Opinion 01-05


January 25, 2001

 

Digest:         A part-time lawyer judge should not represent parties in a Family Court custody/visitation proceeding where there is a criminal proceeding pending in the judge's court which has been brought against the judge's client by the other parent and which involves allegations and issues that would be material in the Family Court proceeding.

 

Rule:            Jud. Law 16; 22 NYCRR 100.4(A)(3); 100.6(A); Opinion 99-34 (Vol. XVII).


Opinion:


         A part-time lawyer-town judge is being retained by a long-time client to represent her and her son in a Family Court custody/visitation matter concerning her grandson. The son currently has a criminal matter pending in the town court before the inquirer's co-justice. The complainant in that matter is the son's girlfriend who is also the respondent in the Family Court proceeding. The charge involves "alleged violence against her person." Also, a temporary order of protection has been issued in the town court barring the grandmother and son from contact with the girlfriend. The Family Court proceeding seeks resolution of custody and visitation of the child who was born out of wedlock to the son and his girlfriend.

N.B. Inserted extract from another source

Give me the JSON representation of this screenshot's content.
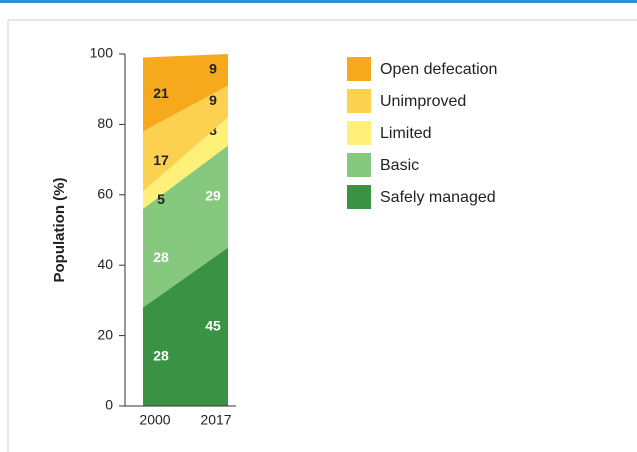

         The judge asks whether there is a conflict which would preclude his/her representation of the son and his mother in the Family Court proceeding. In particular the judge claims that neither Judiciary Law §16, which prohibits a judge from acting as an attorney in any matter originating in the judge's court, nor Opinion 99-34 (Vol. XVII), which applied that section is applicable since the Family Court proceeding is not one which originated in the town court.


         While it is true that the Family Court proceeding did not "originate" in the judge's court, we are not of the view that this suffices to render the representation permissible. The fact is that the two proceedings are clearly intertwined, and that what occurs in the criminal proceeding could well affect a disposition in the Family Court proceeding. Indeed, it is difficult to envision a hearing in the Family Court that does not consider the matters being alleged in the town court criminal action. The Committee further notes that it is not unusual for emergency applications in Family Court matters to be made in the town court; and, in fact, the town court has already issued a protective order in the matter before it.


         Thus, the judge, as Family Court advocate, must be concerned with and must deal with the underlying facts of the allegations being made in the town court. In our view, that leads to the conclusion that where the judge will be contesting the allegations that are being made in his/her court, albeit in another venue, a situation is created which is incompatible with the judicial office held by the inquirer. 22 NYCRR 100.4(A)(3). In effect, the judge becomes a participant, albeit one-step removed, in a matter pending in his/her own court. It therefore follows, that if a part-time judge may not appear as an attorney in his or her own court (22 NYCRR 100.6[A]), he or she should not be appearing in another court in which related issues involving the same parties are the subject of a related litigation.